The Importance of Balance

You might be wondering why we talk about balance in a chiropractic clinic. The answer is poor posture and falls.

The Risk of Falls

Having poor balance can increase the risk of falls. In fact, falls are the second leading cause of injury and death worldwide according to WHO. Many of those affected are over 60. As people age their ability to combine data from multiple senses like hearing and feeling, into a single coherent process is impaired. This can lead to poor balance control and an increased risk of falling. 

The Impact of Poor Posture

Most of our patients present with back or joint pain. This often leads to postural changes and imbalance.

For example, if you are struggling with pain in your left hip, your body tries to compensate by putting more pressure on the right hand side, particularly the knee joint. If you have back pain and can only sleep on one side it puts pressure on one shoulder. By the time you visit us you may have even forgotten the initial back pain. But when we examine you we identify that balance is better on one side than the other.

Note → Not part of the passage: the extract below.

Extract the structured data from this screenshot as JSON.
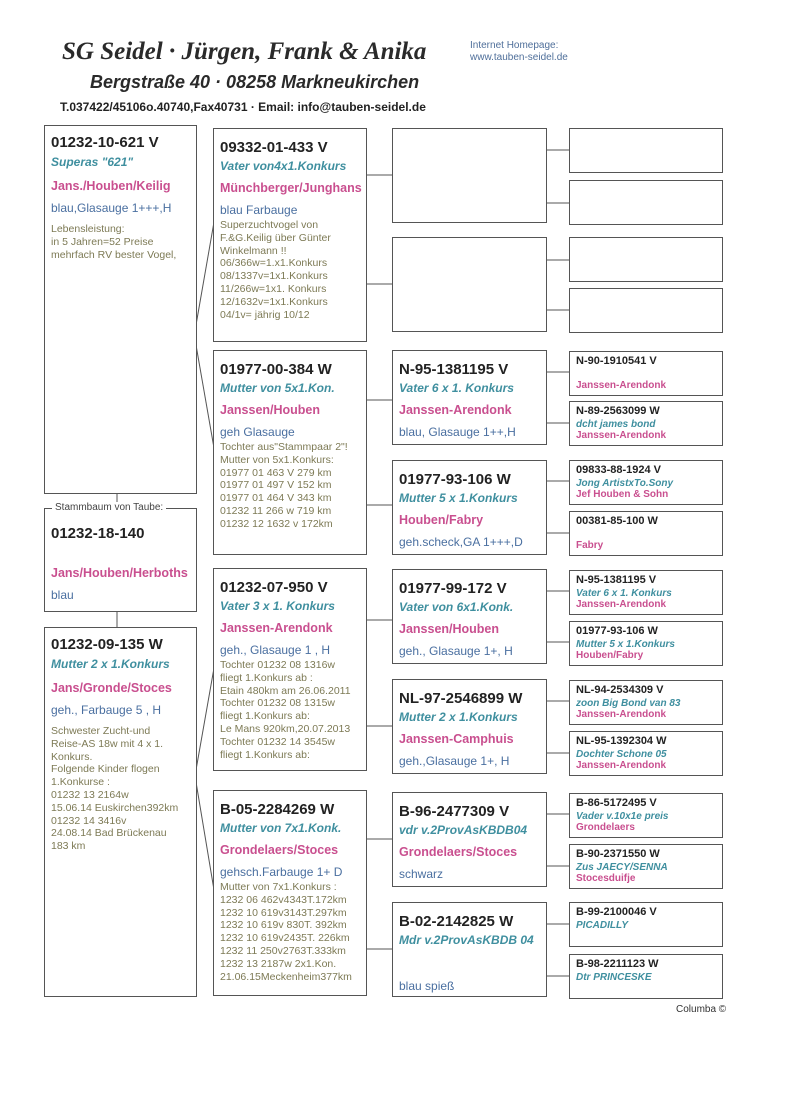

When you have good balance you are able to adapt more quickly and react to unexpected pains and situations. 

Posture and balance go hand in hand. Many people have sedentary lifestyles. This contributes to poor posture, and reduced mobility in the upper back. This also leads to stiffness in the shoulders and lower back. Doing balance exercises helps to improve posture and counteracts the effects of sitting for long periods.

We encourage anyone over the age of 40 to work on their balance. The better you are at 40, the better you will remain at 60!

How to Improve your Balance

  • Standing on one leg - this is just a first step

  • Stand on one leg with your eyes closed - it's surprising how difficult this seems at first without that sensory input

  • To up the stakes try standing on an unstable surface such as a pillow or foam block

Ramp it up further with Dynamic Balance - Balancing on the Move

  • March on the spot with high knees

  • Step ups onto a low step

  • Side step with a deep bend in the knees - three one way and then three back again

If you have had an injury and realised you are not as stable as you used to be, or notice your balance is deteriorating with age, you need to start focusing on your balance now! Anyone of any age can improve with practice. Remember: you may not realise you are losing your balance until you test it!